3. Мираж или видение Гулова

3. Мираж или видение Гулова
Леонид Зенин
  Привычка к людям, общение с ними, тоска о сыне, желание скорее узнать о муже, беспокоили Наташу.
— Вот разрывается у меня сердце на части, — делилась Наташа с невесткой. — Кажется, мне мучается мой Серёжа в тоске о маме...
  В ответ невестка успокаивала: — Значит, жив, найдется, обязательно найдется.
Невестке было хорошо: Наташа, несмотря на больную ногу, помогала ей по хозяйству: истопить печь, накормить детей, пошить, наложить заплатки на штаны мальчишек — всё это облегчало жизнь невестки, которая прямо-таки падала от колхозной работы: труд с утра до ночи без выходных дней. Всё было для фронта, для победы над врагом, затеявшим войну. Люди не жалели себя. Они не вникали ни в причины войны, ни в их истоки, они были заняты трудом и заботами.
Через неделю Наташа почувствовала, что её ноге стало легче. Боли стали беспокоить меньше.
— Ведь осколок перебил нервы, а они долго заживают... — пояснила соседка-старушка, перенесшая ни мало болезней. — Но клюшку пока не бросай, ноге всё полегче. А упорное растирание и травы восстановят всё на своё место, — успокаивала она. — А провериться и подлечиться в больнице не грех.
И Наташа, оставив на сохранение у невестки одно фото семьи (а их ей сделали три), поехала в облвоенкомат.

  Добраться было очень трудно, на станции толпа народу, желавшего уехать, но не имевших должных справок, а без них не продавали билеты. У Наташи была особая справка, по которой ей моментально выписали железнодорожный билет.
В облвоенкомате, о сыне и муже не могли порадовать, ибо времени было очень мало.   — Пока выясняют и сообщат прямо в госпиталь, или вернее, по прибытию из него, — ответил старший лейтенант, роясь в бумагах. Найдя лист, напечатанный на машинке, он пробежал глазами по нему и вдруг стал таким вежливым, что пригласил её сесть на стул. Наташа это заметила и поняла, что раненный полковник обещание сдержал. Её пригласили к военкому, где состоялась краткая беседа. Спрашивали всё то же, что рассказывала она начальникам. О Гулове она умалчивала, как советовал полковник.
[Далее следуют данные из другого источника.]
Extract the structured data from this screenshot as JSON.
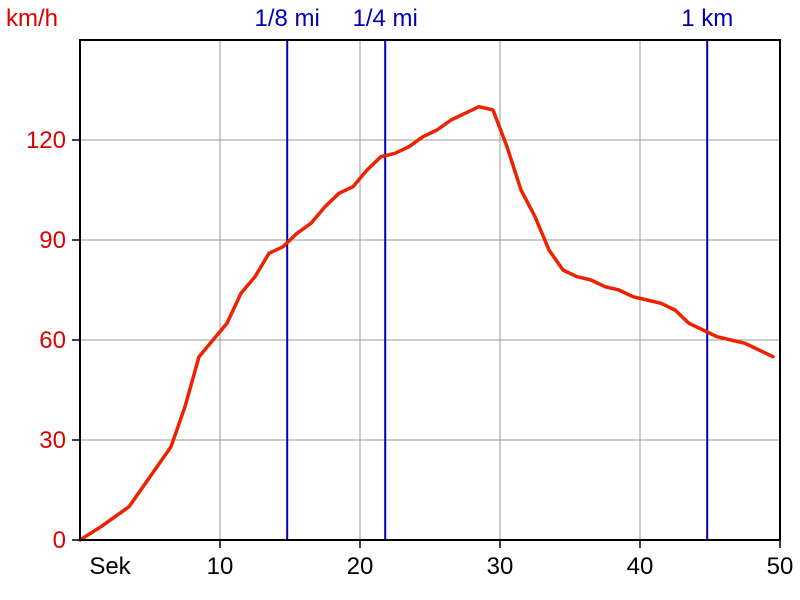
{
  "chart_data": {
    "type": "line",
    "title": "",
    "ylabel": "km/h",
    "xlabel": "Sek",
    "xlim": [
      0,
      50
    ],
    "ylim": [
      0,
      150
    ],
    "x_ticks": [
      10,
      20,
      30,
      40,
      50
    ],
    "y_ticks": [
      0,
      30,
      60,
      90,
      120
    ],
    "grid": true,
    "series": [
      {
        "color": "#ee2200",
        "points": [
          [
            0,
            0
          ],
          [
            1.5,
            4
          ],
          [
            3.5,
            10
          ],
          [
            5,
            19
          ],
          [
            6.5,
            28
          ],
          [
            7.5,
            40
          ],
          [
            8.5,
            55
          ],
          [
            10.5,
            65
          ],
          [
            11.5,
            74
          ],
          [
            12.5,
            79
          ],
          [
            13.5,
            86
          ],
          [
            14.5,
            88
          ],
          [
            15.5,
            92
          ],
          [
            16.5,
            95
          ],
          [
            17.5,
            100
          ],
          [
            18.5,
            104
          ],
          [
            19.5,
            106
          ],
          [
            20.5,
            111
          ],
          [
            21.5,
            115
          ],
          [
            22.5,
            116
          ],
          [
            23.5,
            118
          ],
          [
            24.5,
            121
          ],
          [
            25.5,
            123
          ],
          [
            26.5,
            126
          ],
          [
            27.5,
            128
          ],
          [
            28.5,
            130
          ],
          [
            29.5,
            129
          ],
          [
            30.5,
            118
          ],
          [
            31.5,
            105
          ],
          [
            32.5,
            97
          ],
          [
            33.5,
            87
          ],
          [
            34.5,
            81
          ],
          [
            35.5,
            79
          ],
          [
            36.5,
            78
          ],
          [
            37.5,
            76
          ],
          [
            38.5,
            75
          ],
          [
            39.5,
            73
          ],
          [
            40.5,
            72
          ],
          [
            41.5,
            71
          ],
          [
            42.5,
            69
          ],
          [
            43.5,
            65
          ],
          [
            44.5,
            63
          ],
          [
            45.5,
            61
          ],
          [
            46.5,
            60
          ],
          [
            47.5,
            59
          ],
          [
            48.5,
            57
          ],
          [
            49.5,
            55
          ]
        ]
      }
    ],
    "markers": [
      {
        "x": 14.8,
        "label": "1/8 mi"
      },
      {
        "x": 21.8,
        "label": "1/4 mi"
      },
      {
        "x": 44.8,
        "label": "1 km"
      }
    ],
    "colors": {
      "line": "#ee2200",
      "axis_text": "#dd0000",
      "marker": "#0000bb",
      "grid": "#999999",
      "frame": "#000000"
    }
  }
}
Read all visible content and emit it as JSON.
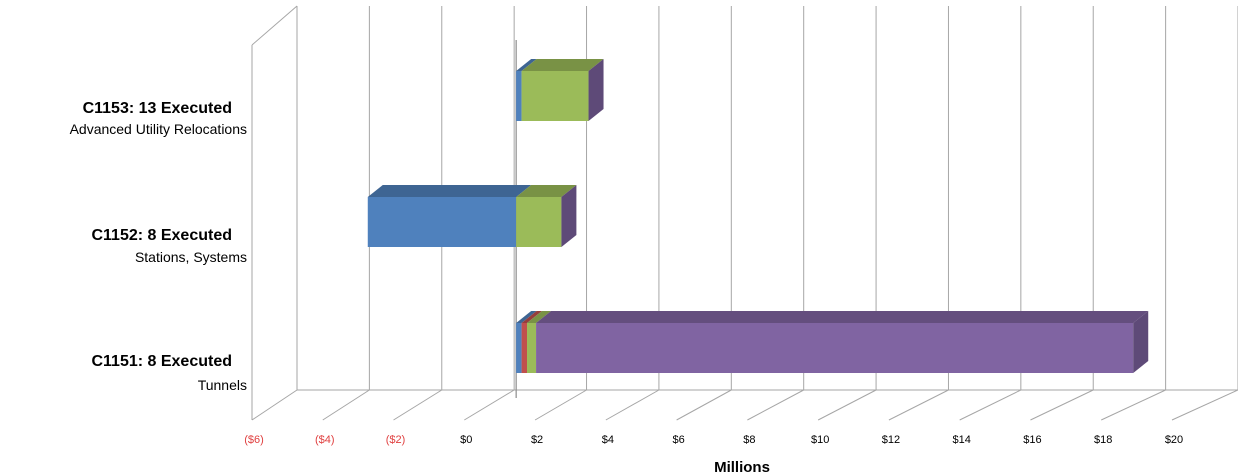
{
  "chart_data": {
    "type": "bar",
    "orientation": "horizontal",
    "stacked": true,
    "three_d": true,
    "title": "",
    "xlabel": "Millions",
    "xlim": [
      -6,
      20
    ],
    "x_ticks": [
      -6,
      -4,
      -2,
      0,
      2,
      4,
      6,
      8,
      10,
      12,
      14,
      16,
      18,
      20
    ],
    "x_tick_labels": [
      "($6)",
      "($4)",
      "($2)",
      "$0",
      "$2",
      "$4",
      "$6",
      "$8",
      "$10",
      "$12",
      "$14",
      "$16",
      "$18",
      "$20"
    ],
    "negative_tick_color": "#e04040",
    "grid": true,
    "categories": [
      {
        "title": "C1153: 13 Executed",
        "subtitle": "Advanced Utility Relocations"
      },
      {
        "title": "C1152: 8 Executed",
        "subtitle": "Stations, Systems"
      },
      {
        "title": "C1151: 8 Executed",
        "subtitle": "Tunnels"
      }
    ],
    "series": [
      {
        "color": "#4f81bd",
        "values": [
          0.15,
          -4.1,
          0.15
        ]
      },
      {
        "color": "#c0504d",
        "values": [
          0.0,
          0.0,
          0.15
        ]
      },
      {
        "color": "#9bbb59",
        "values": [
          1.85,
          1.25,
          0.25
        ]
      },
      {
        "color": "#8064a2",
        "values": [
          0.0,
          0.0,
          16.5
        ]
      }
    ]
  }
}
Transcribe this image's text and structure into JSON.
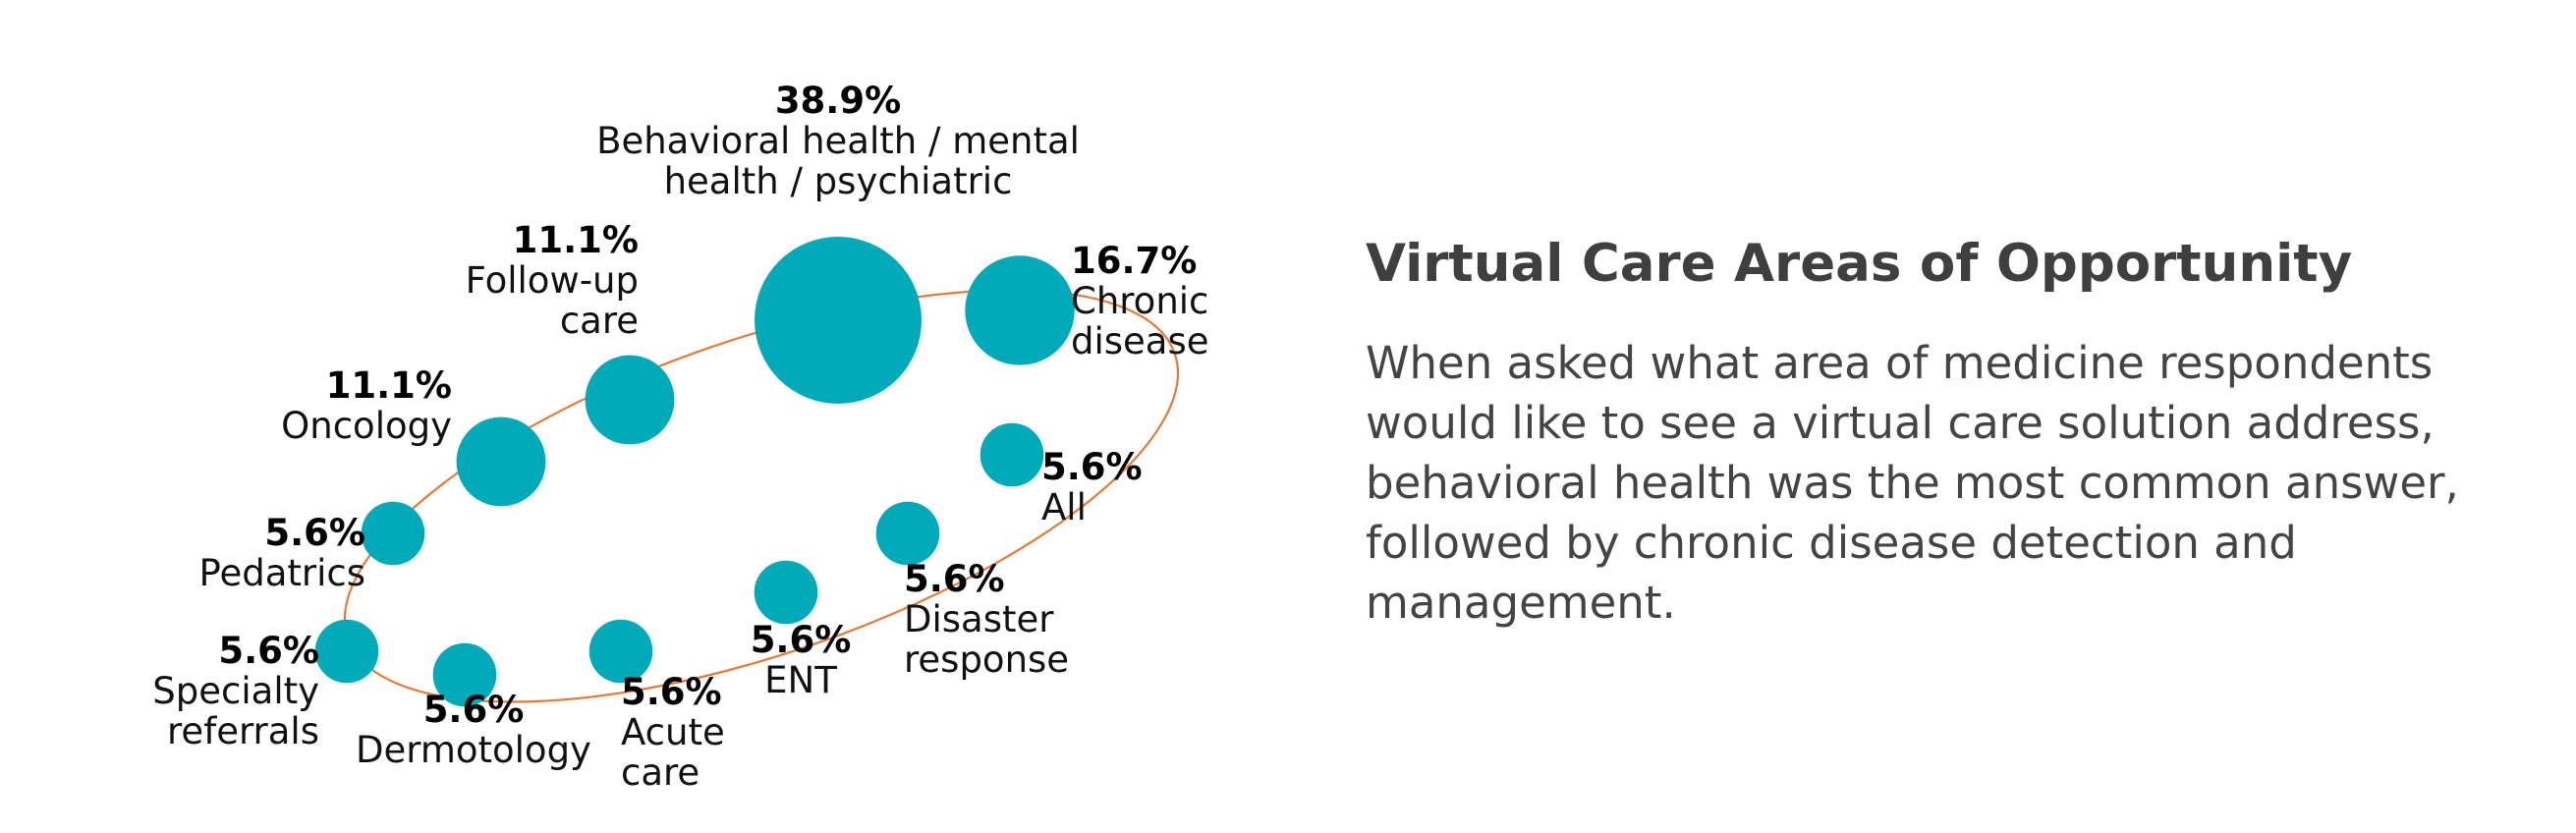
{
  "panel": {
    "title": "Virtual Care Areas of Opportunity",
    "body": "When asked what area of medicine respondents would like to see a virtual care solution address, behavioral health was the most common answer, followed by chronic disease detection and management."
  },
  "colors": {
    "bubble": "#00aab8",
    "ring": "#e07b39"
  },
  "chart_data": {
    "type": "bubble",
    "title": "",
    "unit": "%",
    "categories": [
      {
        "label": "Behavioral health / mental health / psychiatric",
        "value": 38.9,
        "value_text": "38.9%"
      },
      {
        "label": "Chronic disease",
        "value": 16.7,
        "value_text": "16.7%"
      },
      {
        "label": "All",
        "value": 5.6,
        "value_text": "5.6%"
      },
      {
        "label": "Disaster response",
        "value": 5.6,
        "value_text": "5.6%"
      },
      {
        "label": "ENT",
        "value": 5.6,
        "value_text": "5.6%"
      },
      {
        "label": "Acute care",
        "value": 5.6,
        "value_text": "5.6%"
      },
      {
        "label": "Dermotology",
        "value": 5.6,
        "value_text": "5.6%"
      },
      {
        "label": "Specialty referrals",
        "value": 5.6,
        "value_text": "5.6%"
      },
      {
        "label": "Pedatrics",
        "value": 5.6,
        "value_text": "5.6%"
      },
      {
        "label": "Oncology",
        "value": 11.1,
        "value_text": "11.1%"
      },
      {
        "label": "Follow-up care",
        "value": 11.1,
        "value_text": "11.1%"
      }
    ]
  }
}
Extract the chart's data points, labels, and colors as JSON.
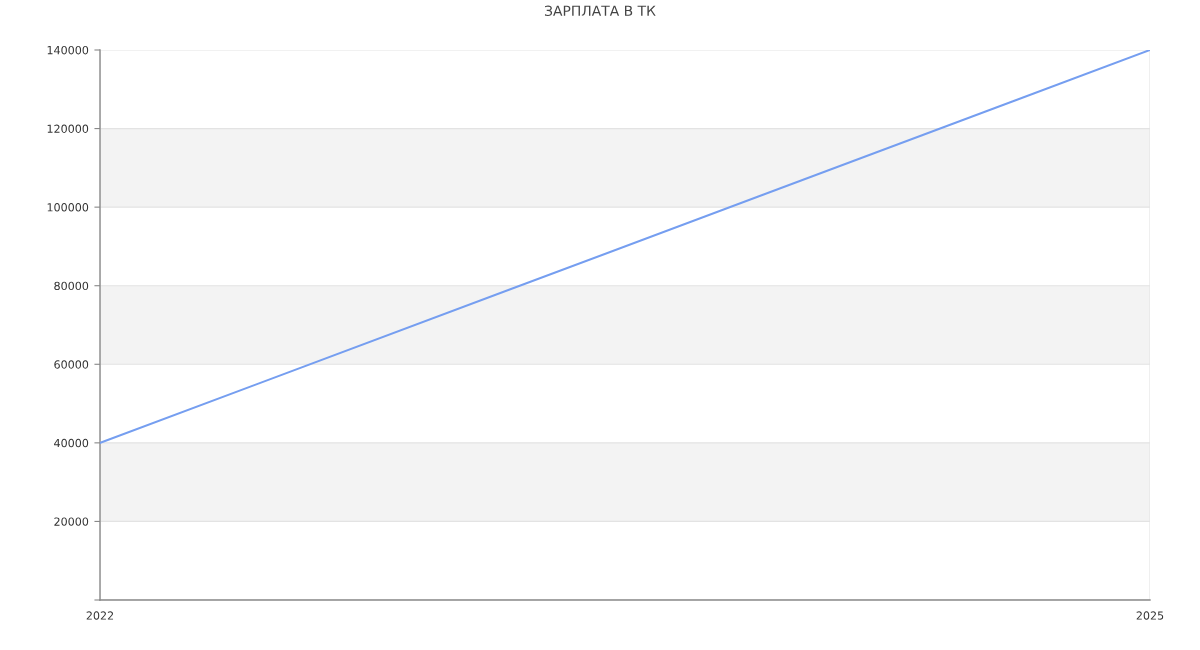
{
  "chart_data": {
    "type": "line",
    "title": "ЗАРПЛАТА В ТК",
    "x": [
      2022,
      2025
    ],
    "series": [
      {
        "color": "#759ef0",
        "values": [
          40000,
          140000
        ]
      }
    ],
    "xlim": [
      2022,
      2025
    ],
    "xticks": [
      2022,
      2025
    ],
    "ylim": [
      0,
      140000
    ],
    "yticks": [
      {
        "value": 0,
        "label": null
      },
      20000,
      40000,
      60000,
      80000,
      100000,
      120000,
      140000
    ],
    "bands": [
      {
        "axis": "y",
        "from": 20000,
        "to": 40000,
        "color": "#f3f3f3"
      },
      {
        "axis": "y",
        "from": 60000,
        "to": 80000,
        "color": "#f3f3f3"
      },
      {
        "axis": "y",
        "from": 100000,
        "to": 120000,
        "color": "#f3f3f3"
      }
    ],
    "grid": true,
    "marker": "none",
    "line_style": "solid"
  }
}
 — Наша машина едет в тот госпиталь и по пути захватит вас, — сказал военком и вызвал старшего лейтенанта, и приказал проводить девушку. Наташу посадили в санитарную машину, где кроме шофёра и их двоих никого не было.
За время разговоров Наташа не услышала ни своей фамилии, ни военкома, ни старшего лейтенанта.

  С большим опозданием на обед они прибыли в госпиталь, где её поместили в палате с несколькими женщинами. Еще в беседе военком напомнил ей о бдительности и не углубляться в подробности о партизанском отряде и о жизни в нём. Наташа поняла, что надо молчать, раз так откровенно подчеркнули ей.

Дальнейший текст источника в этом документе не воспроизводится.